Source Cryptopolitan

Hong Kong plans to broaden its footprint in the global gold trade, setting out steps to add storage capacity and tighten ties with mainland China as Beijing seeks a larger role in international commodity markets.

In his annual policy address on Wednesday, Chief Executive John Lee outlined actions to restore the city’s profile as a bullion center. The package calls for raising the city’s capacity to hold more than 2,000 tons within the next three years and for setting up a central clearing platform for gold.

The larger buildout replaces earlier, slower plans and signals a push to attract traders and expand refining. Bloomberg reports it is part of a longer strategy to draw Hong Kong closer to the mainland. Lee also asked the Shanghai Gold Exchange to prepare for future two-way market access.

Hong Kong has long served as China’s doorway to overseas bullion markets.

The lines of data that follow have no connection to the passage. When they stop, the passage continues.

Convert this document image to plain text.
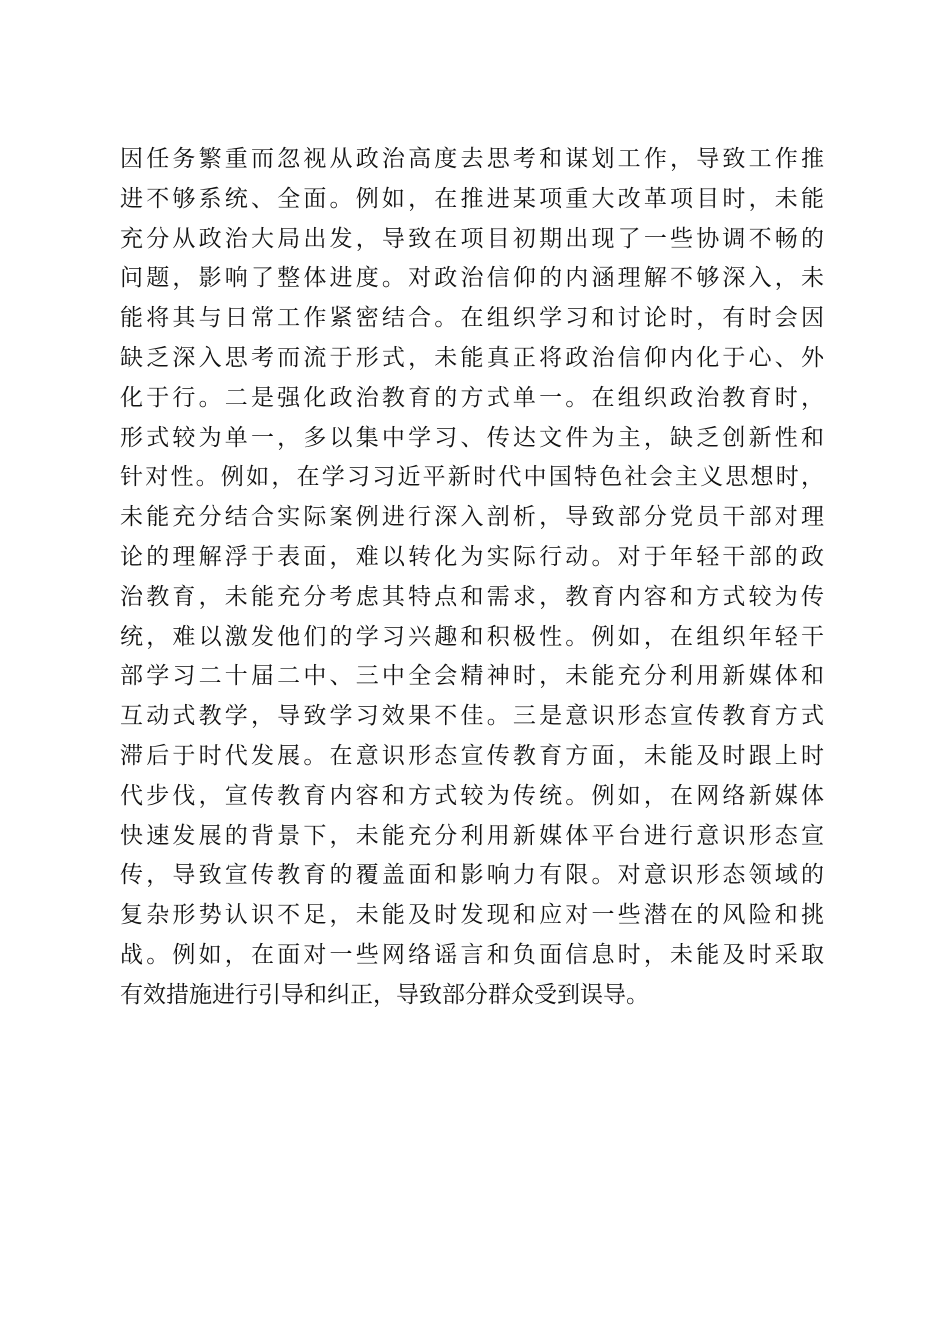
因任务繁重而忽视从政治高度去思考和谋划工作，导致工作推
进不够系统、全面。例如，在推进某项重大改革项目时，未能
充分从政治大局出发，导致在项目初期出现了一些协调不畅的
问题，影响了整体进度。对政治信仰的内涵理解不够深入，未
能将其与日常工作紧密结合。在组织学习和讨论时，有时会因
缺乏深入思考而流于形式，未能真正将政治信仰内化于心、外
化于行。二是强化政治教育的方式单一。在组织政治教育时，
形式较为单一，多以集中学习、传达文件为主，缺乏创新性和
针对性。例如，在学习习近平新时代中国特色社会主义思想时，
未能充分结合实际案例进行深入剖析，导致部分党员干部对理
论的理解浮于表面，难以转化为实际行动。对于年轻干部的政
治教育，未能充分考虑其特点和需求，教育内容和方式较为传
统，难以激发他们的学习兴趣和积极性。例如，在组织年轻干
部学习二十届二中、三中全会精神时，未能充分利用新媒体和
互动式教学，导致学习效果不佳。三是意识形态宣传教育方式
滞后于时代发展。在意识形态宣传教育方面，未能及时跟上时
代步伐，宣传教育内容和方式较为传统。例如，在网络新媒体
快速发展的背景下，未能充分利用新媒体平台进行意识形态宣
传，导致宣传教育的覆盖面和影响力有限。对意识形态领域的
复杂形势认识不足，未能及时发现和应对一些潜在的风险和挑
战。例如，在面对一些网络谣言和负面信息时，未能及时采取
有效措施进行引导和纠正，导致部分群众受到误导。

Shanghai Gold Exchange sets up offshore vault in Hong Kong

In June, the Shanghai Gold Exchange, the main venue for physical gold in China, opened its first offshore vault in Hong Kong and introduced two contracts for international investors, a move aimed at reducing reliance on the US dollar and promoting broader use of the yuan in cross-border trade.

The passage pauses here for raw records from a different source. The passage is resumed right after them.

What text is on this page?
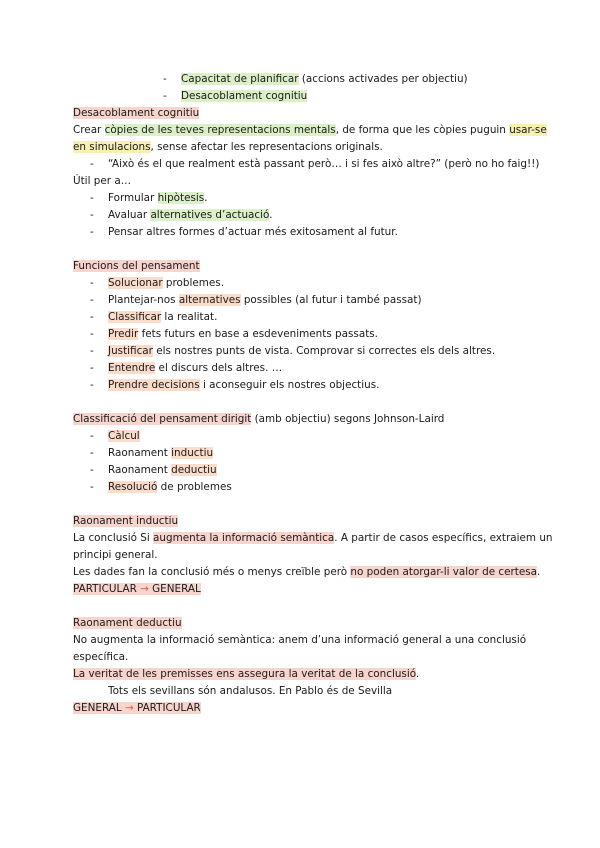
-	Capacitat de planificar (accions activades per objectiu)
-	Desacoblament cognitiu
Desacoblament cognitiu
Crear còpies de les teves representacions mentals, de forma que les còpies puguin usar-se
en simulacions, sense afectar les representacions originals.
-	“Això és el que realment està passant però… i si fes això altre?” (però no ho faig!!)
Útil per a…
-	Formular hipòtesis.
-	Avaluar alternatives d’actuació.
-	Pensar altres formes d’actuar més exitosament al futur.
Funcions del pensament
-	Solucionar problemes.
-	Plantejar-nos alternatives possibles (al futur i també passat)
-	Classificar la realitat.
-	Predir fets futurs en base a esdeveniments passats.
-	Justificar els nostres punts de vista. Comprovar si correctes els dels altres.
-	Entendre el discurs dels altres. …
-	Prendre decisions i aconseguir els nostres objectius.
Classificació del pensament dirigit (amb objectiu) segons Johnson-Laird
-	Càlcul
-	Raonament inductiu
-	Raonament deductiu
-	Resolució de problemes
Raonament inductiu
La conclusió Si augmenta la informació semàntica. A partir de casos específics, extraiem un
principi general.
Les dades fan la conclusió més o menys creïble però no poden atorgar-li valor de certesa.
PARTICULAR → GENERAL
Raonament deductiu
No augmenta la informació semàntica: anem d’una informació general a una conclusió
específica.
La veritat de les premisses ens assegura la veritat de la conclusió.
Tots els sevillans són andalusos. En Pablo és de Sevilla
GENERAL → PARTICULAR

With that backdrop, the city is seeking to become Asia’s top trading hub while aligning more closely with Beijing’s goals. Hong Kong’s rules on importing and exporting bullion are lighter than those on the mainland, making it a link between global flows and China’s domestic market, where shipment controls remain tight.

Officials say some specialists from abroad have returned to the local gold business, though state-owned banks and others still face hiring hurdles because skilled workers are in short supply.

Also on Wednesday, the government said it would offer tax breaks for commodity traders and introduce new trading technology to support its long-term commodity plan. Earlier this year, the London Metal Exchange, the marketplace for base metals such as copper and aluminum, approved Hong Kong as a warehouse site for the first time as it seeks a closer connection to mainland China.

Mainland China moves to ease gold import rules

China’s central bank plans to loosen rules on gold imports. It would broaden use of “multi-use permits,” extend their validity to nine months from six, and scrap limits on how many times a permit can be used. The plan would also let more Chinese ports clear shipments.

The timing also favors buyers. A stronger yuan against the dollar makes it cheaper to bring in metal. Easing trade frictions would help jewelers, as Cryptopolitan reported earlier, with strong global interest in bullion pushed prices to record highs. China’s demand is a key force, yet buyers often pay a premium over world prices due to import controls.

“This is a small but meaningful step China is taking to align with international practices,” said Samson Li, an analyst in Hong Kong at Commodity Discovery Fund.